Russia will supply the Syrian regime with new air defense systems in the near future, the RIA news agency reported Wednesday, citing the Russian Defense Ministry.
The report did not specify what type of systems Moscow will give its Damascus ally.
On Monday, the Russian daily Kommersant reported that Moscow was getting closer to delivering its S-300 missile defense system to Syrian dictator Bashar Assad, despite Israel’s efforts to prevent it. Defense Minister Avigdor Liberman responded by saying that if the powerful S-300 was used against Israeli jets, the system would be destroyed.
The Russian Foreign Ministry later denied parts of the report, saying that a decision about the transfer of the S-300 had yet to be made.
Defense analysts have questioned whether an S-300 system in Syrian hands could threaten Israel’s air power in the region and prevent it from being able to conduct strikes against targets in Syria.

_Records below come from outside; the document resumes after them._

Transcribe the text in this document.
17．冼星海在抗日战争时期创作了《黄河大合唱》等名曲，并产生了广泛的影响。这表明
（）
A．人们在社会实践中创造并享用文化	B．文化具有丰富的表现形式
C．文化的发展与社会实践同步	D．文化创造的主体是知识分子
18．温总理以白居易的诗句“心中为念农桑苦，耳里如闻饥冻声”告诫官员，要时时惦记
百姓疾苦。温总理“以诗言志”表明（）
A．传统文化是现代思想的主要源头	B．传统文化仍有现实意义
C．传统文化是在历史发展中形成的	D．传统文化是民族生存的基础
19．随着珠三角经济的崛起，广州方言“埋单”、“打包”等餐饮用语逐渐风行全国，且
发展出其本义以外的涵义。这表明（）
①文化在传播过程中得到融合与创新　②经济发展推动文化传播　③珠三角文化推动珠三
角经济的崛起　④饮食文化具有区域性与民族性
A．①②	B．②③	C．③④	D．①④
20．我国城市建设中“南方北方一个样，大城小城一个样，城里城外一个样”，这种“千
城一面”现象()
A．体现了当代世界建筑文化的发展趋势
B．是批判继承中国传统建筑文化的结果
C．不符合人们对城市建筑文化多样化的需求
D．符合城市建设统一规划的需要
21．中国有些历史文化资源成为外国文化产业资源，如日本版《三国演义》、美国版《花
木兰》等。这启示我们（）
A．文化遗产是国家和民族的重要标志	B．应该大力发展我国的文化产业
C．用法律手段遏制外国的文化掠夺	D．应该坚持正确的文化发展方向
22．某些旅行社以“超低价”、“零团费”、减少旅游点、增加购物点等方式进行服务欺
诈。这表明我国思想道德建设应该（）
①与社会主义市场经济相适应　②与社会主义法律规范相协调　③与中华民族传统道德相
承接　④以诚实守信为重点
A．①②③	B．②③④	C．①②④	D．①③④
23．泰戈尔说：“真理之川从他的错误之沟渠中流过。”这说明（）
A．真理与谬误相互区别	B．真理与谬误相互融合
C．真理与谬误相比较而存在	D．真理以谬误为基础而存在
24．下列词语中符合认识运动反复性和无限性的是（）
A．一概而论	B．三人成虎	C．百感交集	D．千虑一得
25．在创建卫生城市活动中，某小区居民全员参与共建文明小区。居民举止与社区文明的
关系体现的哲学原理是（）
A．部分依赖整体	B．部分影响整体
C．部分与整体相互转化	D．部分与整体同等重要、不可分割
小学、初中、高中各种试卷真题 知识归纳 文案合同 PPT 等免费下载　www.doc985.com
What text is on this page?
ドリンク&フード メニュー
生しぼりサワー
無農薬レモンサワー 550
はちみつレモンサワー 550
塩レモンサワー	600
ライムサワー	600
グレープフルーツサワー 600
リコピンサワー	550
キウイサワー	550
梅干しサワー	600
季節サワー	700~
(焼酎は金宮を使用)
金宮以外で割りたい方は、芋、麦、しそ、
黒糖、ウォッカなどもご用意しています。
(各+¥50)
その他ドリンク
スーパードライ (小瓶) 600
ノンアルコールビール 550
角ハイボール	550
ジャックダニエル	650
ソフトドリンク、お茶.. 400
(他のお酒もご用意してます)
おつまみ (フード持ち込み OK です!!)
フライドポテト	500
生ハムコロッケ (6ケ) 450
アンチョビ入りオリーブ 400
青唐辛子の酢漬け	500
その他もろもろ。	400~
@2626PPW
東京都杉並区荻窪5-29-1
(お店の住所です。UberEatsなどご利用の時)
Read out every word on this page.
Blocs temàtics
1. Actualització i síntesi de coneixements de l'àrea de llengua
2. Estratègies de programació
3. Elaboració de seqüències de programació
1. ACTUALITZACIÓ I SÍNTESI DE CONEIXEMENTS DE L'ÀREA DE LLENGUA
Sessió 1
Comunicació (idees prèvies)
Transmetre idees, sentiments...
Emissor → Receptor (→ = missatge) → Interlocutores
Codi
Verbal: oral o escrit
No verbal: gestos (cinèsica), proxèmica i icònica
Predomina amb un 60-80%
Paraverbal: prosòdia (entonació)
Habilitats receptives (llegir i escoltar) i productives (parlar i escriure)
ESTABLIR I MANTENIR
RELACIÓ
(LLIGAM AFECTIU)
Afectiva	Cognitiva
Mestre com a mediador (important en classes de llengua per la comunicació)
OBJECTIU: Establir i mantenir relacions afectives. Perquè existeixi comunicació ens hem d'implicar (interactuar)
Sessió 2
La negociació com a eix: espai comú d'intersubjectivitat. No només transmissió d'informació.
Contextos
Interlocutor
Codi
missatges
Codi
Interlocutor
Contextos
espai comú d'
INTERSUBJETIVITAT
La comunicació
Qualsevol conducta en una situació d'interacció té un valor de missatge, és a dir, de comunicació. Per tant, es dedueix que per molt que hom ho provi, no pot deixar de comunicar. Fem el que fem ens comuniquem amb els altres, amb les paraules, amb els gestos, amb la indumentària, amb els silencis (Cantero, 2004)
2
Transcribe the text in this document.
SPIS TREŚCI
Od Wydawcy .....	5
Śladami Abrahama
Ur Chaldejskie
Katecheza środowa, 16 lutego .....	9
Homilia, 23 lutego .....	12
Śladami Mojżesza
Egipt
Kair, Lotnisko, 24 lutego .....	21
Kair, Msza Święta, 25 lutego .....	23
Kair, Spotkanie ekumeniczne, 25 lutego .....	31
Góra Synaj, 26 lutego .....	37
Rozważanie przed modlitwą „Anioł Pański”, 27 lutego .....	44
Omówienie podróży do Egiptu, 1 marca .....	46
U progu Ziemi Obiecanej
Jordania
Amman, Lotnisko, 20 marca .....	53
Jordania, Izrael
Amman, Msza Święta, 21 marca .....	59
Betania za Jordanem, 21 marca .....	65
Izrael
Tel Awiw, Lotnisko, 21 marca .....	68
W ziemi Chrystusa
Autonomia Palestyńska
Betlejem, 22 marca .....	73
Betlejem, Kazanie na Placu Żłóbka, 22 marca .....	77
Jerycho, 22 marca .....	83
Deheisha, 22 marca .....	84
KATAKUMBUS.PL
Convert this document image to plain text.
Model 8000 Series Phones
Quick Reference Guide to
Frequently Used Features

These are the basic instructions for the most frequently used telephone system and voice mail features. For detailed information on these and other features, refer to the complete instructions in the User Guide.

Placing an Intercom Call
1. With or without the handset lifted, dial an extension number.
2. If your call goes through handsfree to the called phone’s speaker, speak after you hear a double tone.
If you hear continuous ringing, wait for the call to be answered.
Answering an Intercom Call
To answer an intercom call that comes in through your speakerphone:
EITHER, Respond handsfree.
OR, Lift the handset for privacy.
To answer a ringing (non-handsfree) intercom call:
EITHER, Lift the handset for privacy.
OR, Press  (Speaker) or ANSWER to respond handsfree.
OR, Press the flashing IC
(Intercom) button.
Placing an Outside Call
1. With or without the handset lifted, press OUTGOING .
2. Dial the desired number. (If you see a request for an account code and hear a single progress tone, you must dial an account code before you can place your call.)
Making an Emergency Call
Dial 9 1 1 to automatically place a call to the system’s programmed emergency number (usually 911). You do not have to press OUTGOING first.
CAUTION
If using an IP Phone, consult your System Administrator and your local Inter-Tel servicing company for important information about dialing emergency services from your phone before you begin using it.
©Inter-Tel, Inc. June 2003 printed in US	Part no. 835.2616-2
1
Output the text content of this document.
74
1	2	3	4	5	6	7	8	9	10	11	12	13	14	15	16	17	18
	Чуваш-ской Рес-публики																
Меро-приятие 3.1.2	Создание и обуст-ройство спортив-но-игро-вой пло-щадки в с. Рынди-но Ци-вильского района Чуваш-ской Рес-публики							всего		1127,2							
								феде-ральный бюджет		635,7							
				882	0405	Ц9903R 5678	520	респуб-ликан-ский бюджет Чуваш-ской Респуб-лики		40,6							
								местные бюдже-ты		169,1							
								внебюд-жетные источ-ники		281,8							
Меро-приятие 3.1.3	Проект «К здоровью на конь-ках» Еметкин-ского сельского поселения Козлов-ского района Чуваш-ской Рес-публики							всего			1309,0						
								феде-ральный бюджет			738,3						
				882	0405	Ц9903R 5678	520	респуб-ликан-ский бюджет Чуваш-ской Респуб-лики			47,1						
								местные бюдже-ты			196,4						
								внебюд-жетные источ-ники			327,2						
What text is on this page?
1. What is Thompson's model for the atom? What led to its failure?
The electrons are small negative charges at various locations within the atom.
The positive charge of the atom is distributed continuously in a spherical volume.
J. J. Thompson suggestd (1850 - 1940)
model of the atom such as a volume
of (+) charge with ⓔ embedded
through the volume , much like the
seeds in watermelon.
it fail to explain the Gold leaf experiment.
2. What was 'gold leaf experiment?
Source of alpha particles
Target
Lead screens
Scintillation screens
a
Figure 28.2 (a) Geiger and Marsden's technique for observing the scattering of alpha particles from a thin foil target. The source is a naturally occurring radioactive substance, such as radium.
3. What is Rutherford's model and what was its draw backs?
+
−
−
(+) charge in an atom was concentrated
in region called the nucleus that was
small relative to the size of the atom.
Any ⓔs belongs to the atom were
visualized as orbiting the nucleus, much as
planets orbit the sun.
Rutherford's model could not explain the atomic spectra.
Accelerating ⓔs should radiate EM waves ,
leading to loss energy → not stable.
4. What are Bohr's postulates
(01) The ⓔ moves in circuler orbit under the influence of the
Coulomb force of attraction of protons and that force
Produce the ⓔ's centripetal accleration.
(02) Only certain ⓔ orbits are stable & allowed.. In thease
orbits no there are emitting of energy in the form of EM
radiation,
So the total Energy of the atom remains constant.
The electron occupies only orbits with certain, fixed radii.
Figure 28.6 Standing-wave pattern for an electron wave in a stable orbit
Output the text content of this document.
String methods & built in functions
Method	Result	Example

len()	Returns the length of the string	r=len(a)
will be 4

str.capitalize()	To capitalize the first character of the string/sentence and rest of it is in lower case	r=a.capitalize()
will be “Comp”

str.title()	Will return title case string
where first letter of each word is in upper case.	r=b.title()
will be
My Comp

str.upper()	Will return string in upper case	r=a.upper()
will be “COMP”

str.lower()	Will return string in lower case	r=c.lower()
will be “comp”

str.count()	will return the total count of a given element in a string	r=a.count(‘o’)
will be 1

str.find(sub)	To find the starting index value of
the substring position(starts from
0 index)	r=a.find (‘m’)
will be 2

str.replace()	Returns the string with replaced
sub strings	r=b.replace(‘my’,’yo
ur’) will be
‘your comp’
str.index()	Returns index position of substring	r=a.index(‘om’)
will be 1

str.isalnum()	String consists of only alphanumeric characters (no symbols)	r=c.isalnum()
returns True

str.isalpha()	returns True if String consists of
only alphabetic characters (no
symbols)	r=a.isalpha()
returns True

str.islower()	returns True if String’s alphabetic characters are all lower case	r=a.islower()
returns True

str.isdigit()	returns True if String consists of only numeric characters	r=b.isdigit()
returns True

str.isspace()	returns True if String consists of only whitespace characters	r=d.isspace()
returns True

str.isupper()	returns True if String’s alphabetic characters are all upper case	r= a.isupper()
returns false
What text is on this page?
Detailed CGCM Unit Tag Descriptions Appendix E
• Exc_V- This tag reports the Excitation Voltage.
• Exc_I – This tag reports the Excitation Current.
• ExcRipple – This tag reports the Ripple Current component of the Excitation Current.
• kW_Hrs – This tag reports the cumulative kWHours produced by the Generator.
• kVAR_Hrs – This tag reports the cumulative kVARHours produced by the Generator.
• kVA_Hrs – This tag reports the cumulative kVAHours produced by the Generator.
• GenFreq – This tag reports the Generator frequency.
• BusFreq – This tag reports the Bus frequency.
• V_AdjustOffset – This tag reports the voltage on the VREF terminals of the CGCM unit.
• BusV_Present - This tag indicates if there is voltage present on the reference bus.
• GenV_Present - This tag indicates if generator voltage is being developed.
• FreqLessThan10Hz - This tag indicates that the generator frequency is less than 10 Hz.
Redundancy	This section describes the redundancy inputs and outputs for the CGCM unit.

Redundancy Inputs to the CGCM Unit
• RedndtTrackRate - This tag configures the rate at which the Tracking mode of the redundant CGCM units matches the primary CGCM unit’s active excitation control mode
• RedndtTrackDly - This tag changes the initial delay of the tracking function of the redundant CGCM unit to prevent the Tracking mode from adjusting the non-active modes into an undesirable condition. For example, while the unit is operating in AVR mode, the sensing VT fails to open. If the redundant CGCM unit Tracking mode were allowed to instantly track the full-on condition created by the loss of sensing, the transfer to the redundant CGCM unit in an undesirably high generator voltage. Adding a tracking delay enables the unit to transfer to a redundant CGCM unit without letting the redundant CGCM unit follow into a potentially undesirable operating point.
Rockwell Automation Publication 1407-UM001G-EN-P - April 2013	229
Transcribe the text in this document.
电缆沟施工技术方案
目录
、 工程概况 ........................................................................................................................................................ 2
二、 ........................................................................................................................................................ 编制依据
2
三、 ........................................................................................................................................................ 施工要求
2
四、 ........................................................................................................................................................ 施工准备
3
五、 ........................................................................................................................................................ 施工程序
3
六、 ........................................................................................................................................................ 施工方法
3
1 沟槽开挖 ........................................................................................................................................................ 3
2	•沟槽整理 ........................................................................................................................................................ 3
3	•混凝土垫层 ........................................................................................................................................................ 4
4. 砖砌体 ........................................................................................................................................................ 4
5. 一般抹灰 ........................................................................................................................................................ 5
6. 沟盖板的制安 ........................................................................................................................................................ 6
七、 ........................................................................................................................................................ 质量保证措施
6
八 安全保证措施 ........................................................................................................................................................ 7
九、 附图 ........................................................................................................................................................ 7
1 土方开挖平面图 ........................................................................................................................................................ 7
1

Russian military sources told Kommersant that if Israel tried to destroy the anti-aircraft batteries, it would be “catastrophic for all sides.”
Moscow first announced that it was considering reversing its longtime policy against supplying the S-300 system to the regime following a series of airstrikes against Syrian targets by the United States, United Kingdom and France earlier this month in response to an alleged chemical weapons attack by Assad.
Speaking to the Ynet news site on Wednesday, Russaian Ambassador to Israel Alexander Shein stressed that Israel was not the intended target of any defense system delivery.
Russia had originally agreed to sell the system to Syria in 2010, but scrapped the plan at Israel’s behest.
According to Kommersant’s report, Russia will not be selling Assad the S-300 system, but rather providing it at no cost as part of a military aid package in order to hasten the delivery.
The Russian-made system, made up of radar arrays and missile launchers, offers long-range protection against both fighter jets and missiles. The system has been supplied by Moscow to Tehran, and deployed by the Russian army in Syria, alongside its more advanced iteration, the S-400.
In what many saw as a direct reaction to the looming proliferation of the S-300 and other missile defense systems throughout the Middle East — but especially in Iran — Israel has purchased a fleet of F-35 stealth fighter jets from the American Lockheed-Martin defense contractor.
The state-of-the-art planes are meant to offer a solution to the challenges posed by the S-300, whose radar systems can detect aircraft from some 300 kilometers (186 miles) away.
In addition to the American-led coalition’s strikes against Assad targets, Israel has increasingly carried out air raids in Syria, which it says are meant to prevent the transfer of advanced weaponry to the Hezbollah terrorist group and halt the military entrenchment of Iran in the country.
While Israeli officials acknowledge that these strikes are carried out in general, Jerusalem rarely takes responsibility for specific attacks.